Wir machen uns bereit

 

Eine letzte Kontrolle, ob alles gut verstaut ist, die Schapps gesperrt, die Ablageflaechen aufgeraeumt, Wassertanks gefuellt? Ja, nur noch das Kabel vom Landstrom trennen, dann kann es losgehen.

Ich gehe zum Bug, mache die Mooringleinen los uns beobachte sie beim Absinken ins Hafenbecken, danach die Festmacherleinen am Heck losmachen. Eric hat den Motor schon gestartet und ist ganz ungeduldig. Randy und Summer beobachten die Szene mit leichtem Argwohn. Wir fahren aus der Marina, durch die Bucht, vorbei an der Hafenmauer. Ein Stueck hinaus, um sicher die Segel setzen zu koennen. Aeolus, der roemische Gott der Winde, ist auf unserer Seite. Genaugenommen hinter uns, durchaus von Vorteil, wenn man Segeln moechte. 🙂

 

Auf geht’s

Rovinj

Von Porec machen wir uns auf um ein kleines Stueck in den Sueden zu segeln, nur zu Uebungszwecken, in Minietappen. Mikro, um genau zu sein.
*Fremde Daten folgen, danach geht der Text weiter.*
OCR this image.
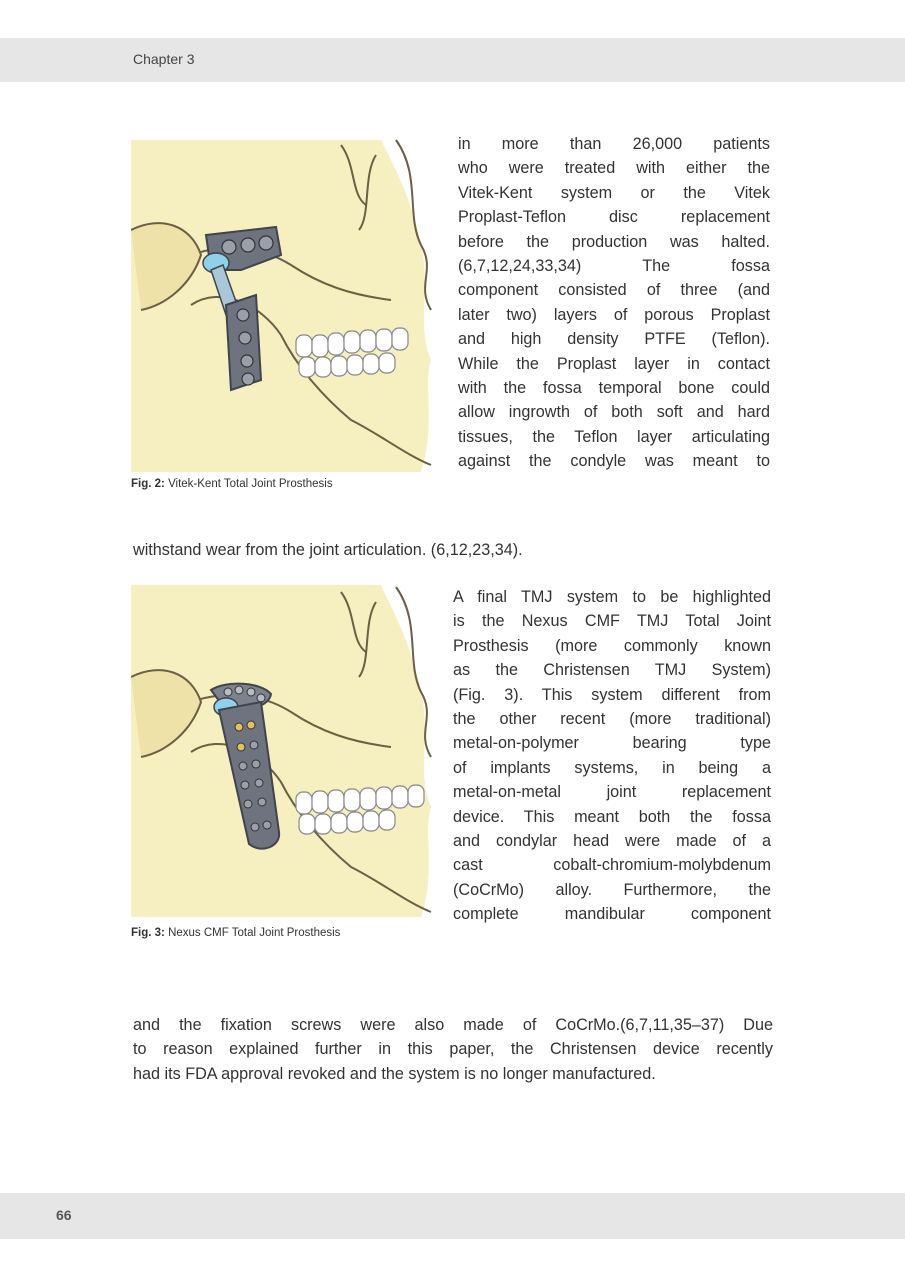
Chapter 3
Fig. 2: Vitek-Kent Total Joint Prosthesis
in more than 26,000 patients
who were treated with either the
Vitek-Kent system or the Vitek
Proplast-Teflon disc replacement
before the production was halted.
(6,7,12,24,33,34) The fossa
component consisted of three (and
later two) layers of porous Proplast
and high density PTFE (Teflon).
While the Proplast layer in contact
with the fossa temporal bone could
allow ingrowth of both soft and hard
tissues, the Teflon layer articulating
against the condyle was meant to
withstand wear from the joint articulation. (6,12,23,34).
Fig. 3: Nexus CMF Total Joint Prosthesis
A final TMJ system to be highlighted
is the Nexus CMF TMJ Total Joint
Prosthesis (more commonly known
as the Christensen TMJ System)
(Fig. 3). This system different from
the other recent (more traditional)
metal-on-polymer bearing type
of implants systems, in being a
metal-on-metal joint replacement
device. This meant both the fossa
and condylar head were made of a
cast cobalt-chromium-molybdenum
(CoCrMo) alloy. Furthermore, the
complete mandibular component
and the fixation screws were also made of CoCrMo.(6,7,11,35–37) Due
to reason explained further in this paper, the Christensen device recently
had its FDA approval revoked and the system is no longer manufactured.
66
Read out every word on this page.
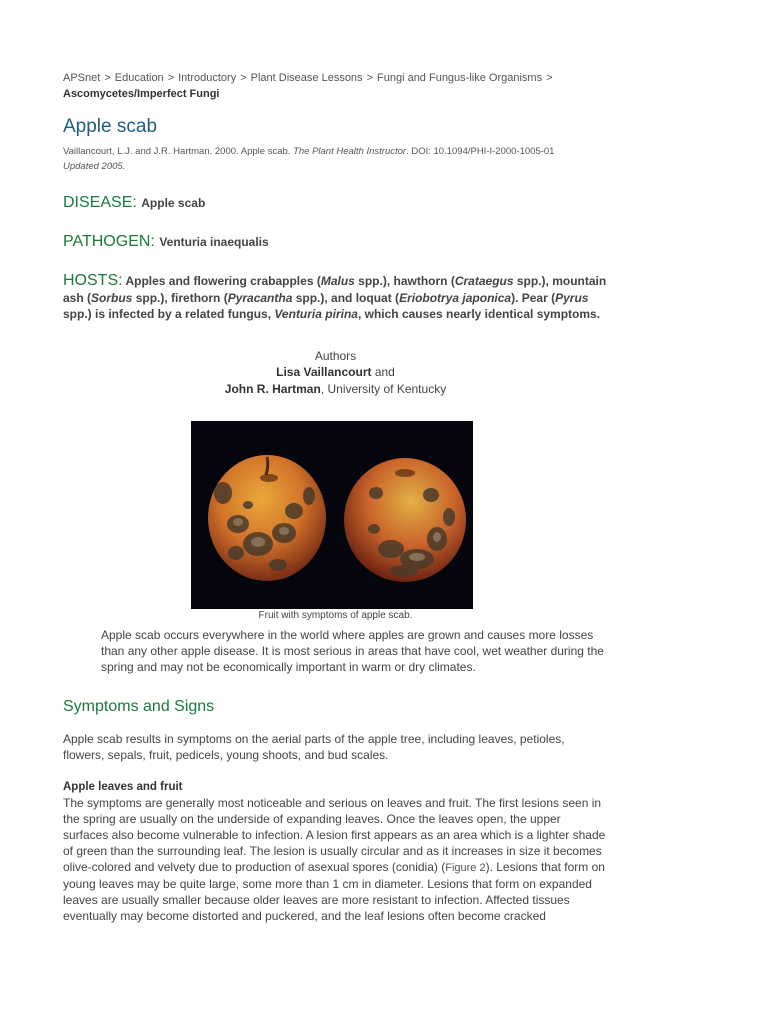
APSnet > Education > Introductory > Plant Disease Lessons > Fungi and Fungus-like Organisms >
Ascomycetes/Imperfect Fungi

Apple scab

Vaillancourt, L.J. and J.R. Hartman. 2000. Apple scab. The Plant Health Instructor. DOI: 10.1094/PHI-I-2000-1005-01

Updated 2005.

DISEASE: Apple scab

PATHOGEN: Venturia inaequalis

HOSTS: Apples and flowering crabapples (Malus spp.), hawthorn (Crataegus spp.), mountain ash (Sorbus spp.), firethorn (Pyracantha spp.), and loquat (Eriobotrya japonica). Pear (Pyrus spp.) is infected by a related fungus, Venturia pirina, which causes nearly identical symptoms.

Authors
Lisa Vaillancourt and
John R. Hartman, University of Kentucky
Fruit with symptoms of apple scab.

Apple scab occurs everywhere in the world where apples are grown and causes more losses than any other apple disease. It is most serious in areas that have cool, wet weather during the spring and may not be economically important in warm or dry climates.

Symptoms and Signs

Apple scab results in symptoms on the aerial parts of the apple tree, including leaves, petioles, flowers, sepals, fruit, pedicels, young shoots, and bud scales.

Apple leaves and fruit

The symptoms are generally most noticeable and serious on leaves and fruit. The first lesions seen in the spring are usually on the underside of expanding leaves. Once the leaves open, the upper surfaces also become vulnerable to infection. A lesion first appears as an area which is a lighter shade of green than the surrounding leaf. The lesion is usually circular and as it increases in size it becomes olive-colored and velvety due to production of asexual spores (conidia) (Figure 2). Lesions that form on young leaves may be quite large, some more than 1 cm in diameter. Lesions that form on expanded leaves are usually smaller because older leaves are more resistant to infection. Affected tissues eventually may become distorted and puckered, and the leaf lesions often become cracked
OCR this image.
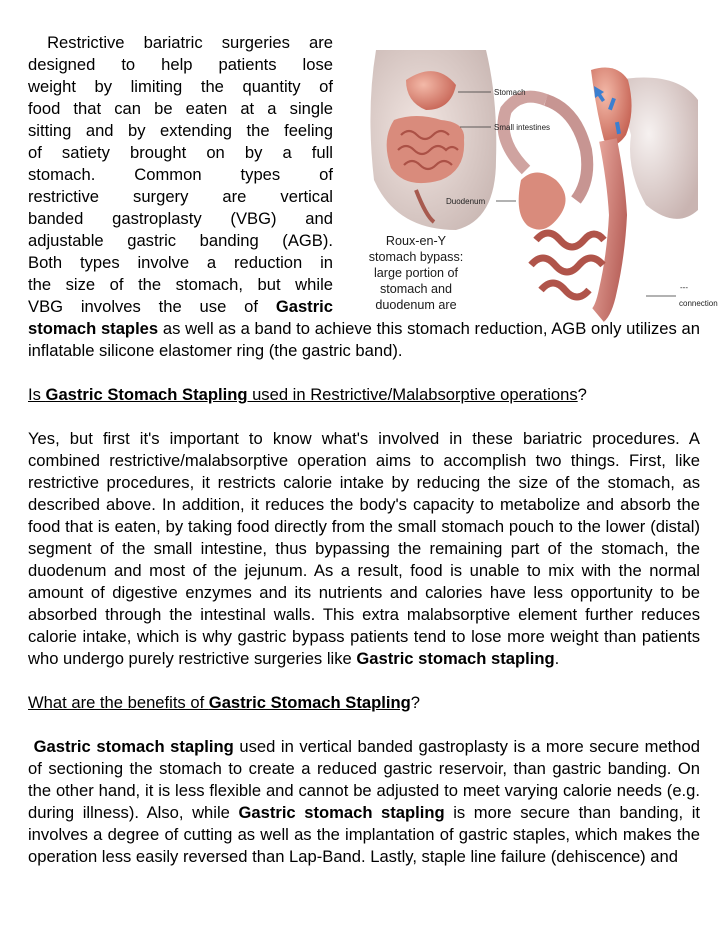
Restrictive bariatric surgeries are
designed to help patients lose
weight by limiting the quantity of
food that can be eaten at a single
sitting and by extending the feeling
of satiety brought on by a full
stomach. Common types of
restrictive surgery are vertical
banded gastroplasty (VBG) and
adjustable gastric banding (AGB).
Both types involve a reduction in
the size of the stomach, but while
VBG involves the use of Gastric
Stomach
Small intestines
Duodenum
---
connection
Roux-en-Y
stomach bypass:
large portion of
stomach and
duodenum are

stomach staples as well as a band to achieve this stomach reduction, AGB only utilizes an inflatable silicone elastomer ring (the gastric band).

Is Gastric Stomach Stapling used in Restrictive/Malabsorptive operations?

Yes, but first it's important to know what's involved in these bariatric procedures. A combined restrictive/malabsorptive operation aims to accomplish two things. First, like restrictive procedures, it restricts calorie intake by reducing the size of the stomach, as described above. In addition, it reduces the body's capacity to metabolize and absorb the food that is eaten, by taking food directly from the small stomach pouch to the lower (distal) segment of the small intestine, thus bypassing the remaining part of the stomach, the duodenum and most of the jejunum. As a result, food is unable to mix with the normal amount of digestive enzymes and its nutrients and calories have less opportunity to be absorbed through the intestinal walls. This extra malabsorptive element further reduces calorie intake, which is why gastric bypass patients tend to lose more weight than patients who undergo purely restrictive surgeries like Gastric stomach stapling.

What are the benefits of Gastric Stomach Stapling?

Gastric stomach stapling used in vertical banded gastroplasty is a more secure method of sectioning the stomach to create a reduced gastric reservoir, than gastric banding. On the other hand, it is less flexible and cannot be adjusted to meet varying calorie needs (e.g. during illness). Also, while Gastric stomach stapling is more secure than banding, it involves a degree of cutting as well as the implantation of gastric staples, which makes the operation less easily reversed than Lap-Band. Lastly, staple line failure (dehiscence) and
Nachdem wir erst am fruehen Nachmittag raus sind, und nicht in der Nacht unterwegs sein wollen-noch nicht, wohlgemerkt, segeln wir nur ein kleines Stueck Richtung Rovinj und machen dort in einer Bucht an einer Mooringboje fest. Auch das muss ja mal ausprobiert werden. Naja, Anfaenger eben. Irgendwie stellen wir in der Nacht fest, dass wir wohl die Leinen falsch gelegt haben, eine davon macht Laerm, weil sie ueber die Kette vom Bugspriet rutscht. Eric schlaeft, wie so oft, tief und fest, ich bekomme kaum ein Auge zu.

 

 

 

Rovinj

Neben Eric kann man einen Konzertfluegel fallen lassen, er schlaeft weiter. Zumindest bekomme ich in dieser Nacht den Gedanken nicht aus dem Kopf und beneide ihn ein wenig.
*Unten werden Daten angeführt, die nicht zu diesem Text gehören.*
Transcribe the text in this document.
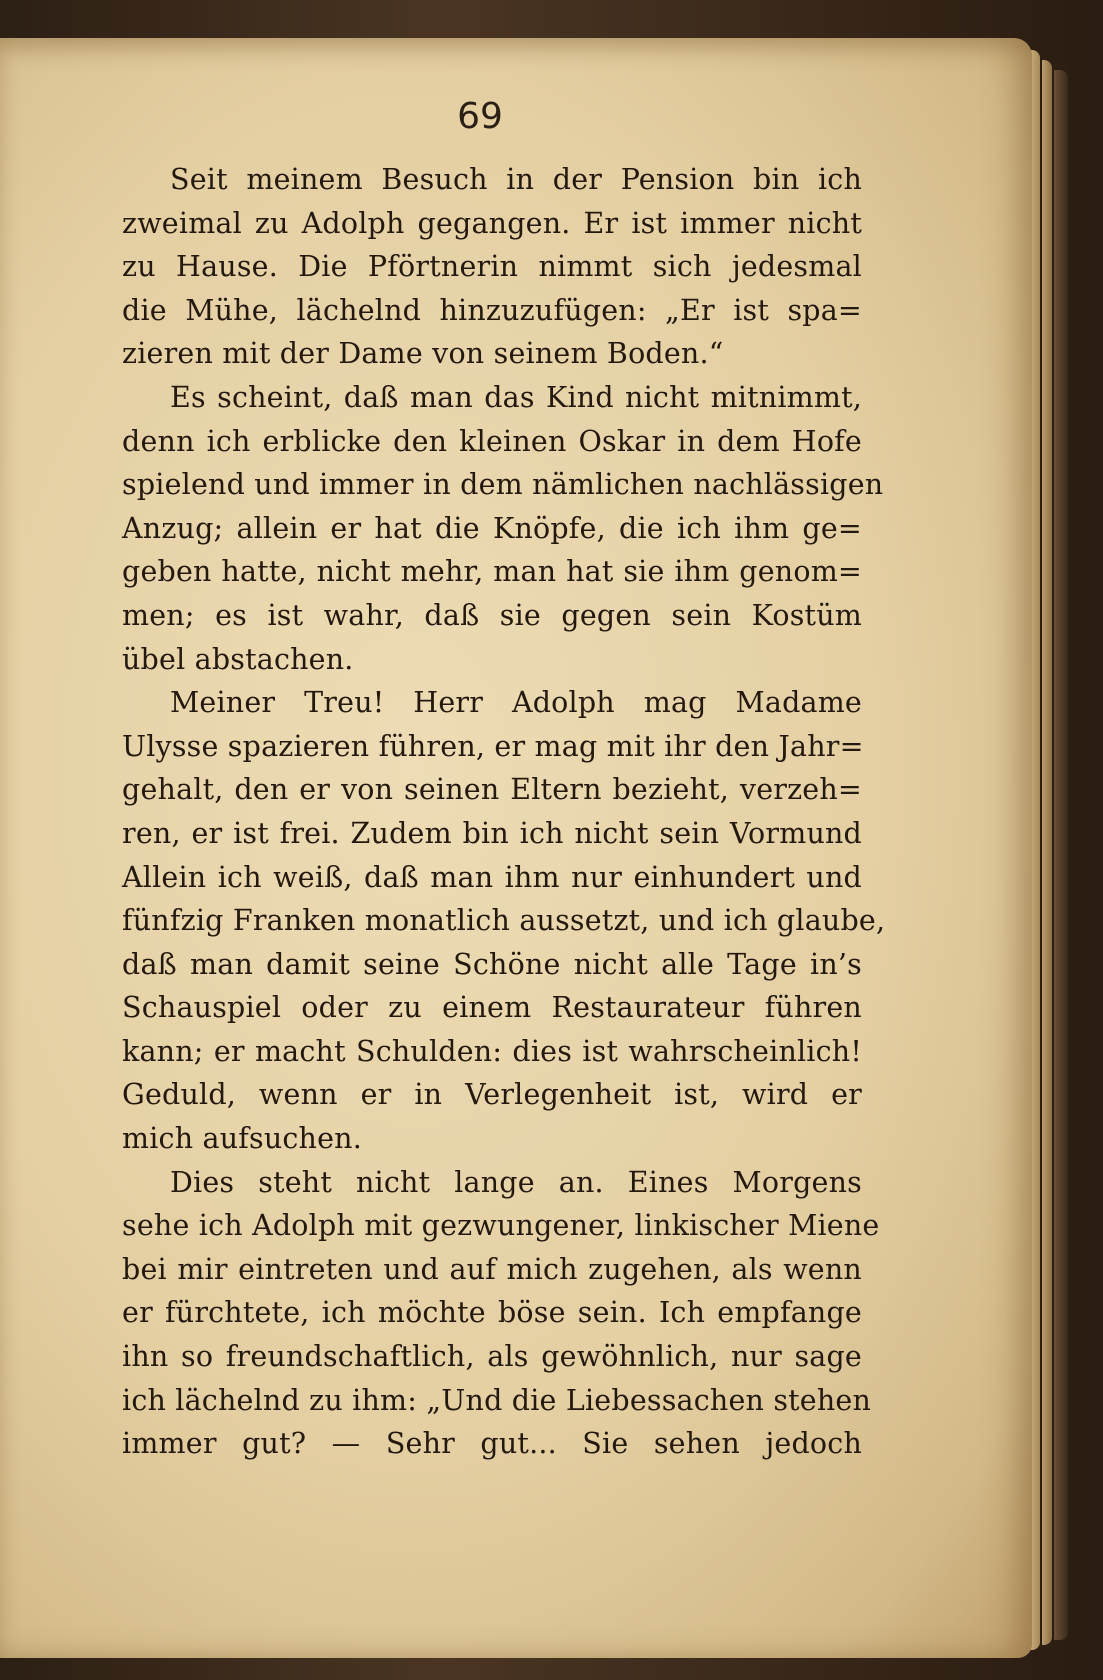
69
Seit meinem Besuch in der Pension bin ich
zweimal zu Adolph gegangen. Er ist immer nicht
zu Hause. Die Pförtnerin nimmt sich jedesmal
die Mühe, lächelnd hinzuzufügen: „Er ist spa=
zieren mit der Dame von seinem Boden.“
Es scheint, daß man das Kind nicht mitnimmt,
denn ich erblicke den kleinen Oskar in dem Hofe
spielend und immer in dem nämlichen nachlässigen
Anzug; allein er hat die Knöpfe, die ich ihm ge=
geben hatte, nicht mehr, man hat sie ihm genom=
men; es ist wahr, daß sie gegen sein Kostüm
übel abstachen.
Meiner Treu! Herr Adolph mag Madame
Ulysse spazieren führen, er mag mit ihr den Jahr=
gehalt, den er von seinen Eltern bezieht, verzeh=
ren, er ist frei. Zudem bin ich nicht sein Vormund
Allein ich weiß, daß man ihm nur einhundert und
fünfzig Franken monatlich aussetzt, und ich glaube,
daß man damit seine Schöne nicht alle Tage in’s
Schauspiel oder zu einem Restaurateur führen
kann; er macht Schulden: dies ist wahrscheinlich!
Geduld, wenn er in Verlegenheit ist, wird er
mich aufsuchen.
Dies steht nicht lange an. Eines Morgens
sehe ich Adolph mit gezwungener, linkischer Miene
bei mir eintreten und auf mich zugehen, als wenn
er fürchtete, ich möchte böse sein. Ich empfange
ihn so freundschaftlich, als gewöhnlich, nur sage
ich lächelnd zu ihm: „Und die Liebessachen stehen
immer gut? — Sehr gut... Sie sehen jedoch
Am fruehen Morgen werden wir mit einem tollen Sonennaufgang belohnt. Ganz Rovinj leuchtet im Sonnenlicht wenige Minuten orange-rot. Ein toller Anblick.

Los, los, weiter

Nach dem Fruehstueck fuer uns und die beiden plueschigen Crewmitgl

Tiki in Paltana (mit den nicht weggeraeumten Fendern

ieder loesen wir uns von der Mooringboje und segeln weiter Richtung Sueden. Gerhard, ein neuer Freund und erfahrener Segler hat uns eine Bucht nach Pula, bei Banjole empfohlen, die wollen wir uns ansehen.

 

Paltana heisst die Bucht und Gerhard hat nicht zu viel versprochen. Nach einer kleinen Meinungsverschiedenheit wegen der Ankerwinsch – nichthaengen wir uns wieder an eine Mooringboje und kraxeln in unser Beiboot, eine Nussschale fuer 2. Wir rudern an Land um in der dortigen Bucht zu fragen, ob es eine Moeglichkeit gibt, Tiki aus dem Wasser zu holen. Einige Dinge müssen eingebaut werden. Nachdem wir dafuer Loecher in den Rumpf, unterhalb der Wasserlinie, machen muessen, bleibt uns das rausheben nicht erspart. Leider nicht hier, den naechsten Termin gibt es erst im September.

 

Die kleine Unstimmigkeit wegen der Ankerwinsch lief in etwas so ab:

E: “Du musst vor druecken, voooh-oor” A:”Geht aber nicht” E: “Muss gehen, ging ja gestern auch noch” A:”Jaahaaa, aber jetzt gehts nicht” Eric stapft etwas angespannt zu mir zum Bug, muss aber leider feststellen, dass nicht ich zu ungeschickt bin, sondern die doofe Winsch schon wieder nicht tut, was sie soll. Naemlich die Ankerkette kontrolliert fuehren, waehrend der Anker faellt (bzw in Folge wieder auf geholt wird).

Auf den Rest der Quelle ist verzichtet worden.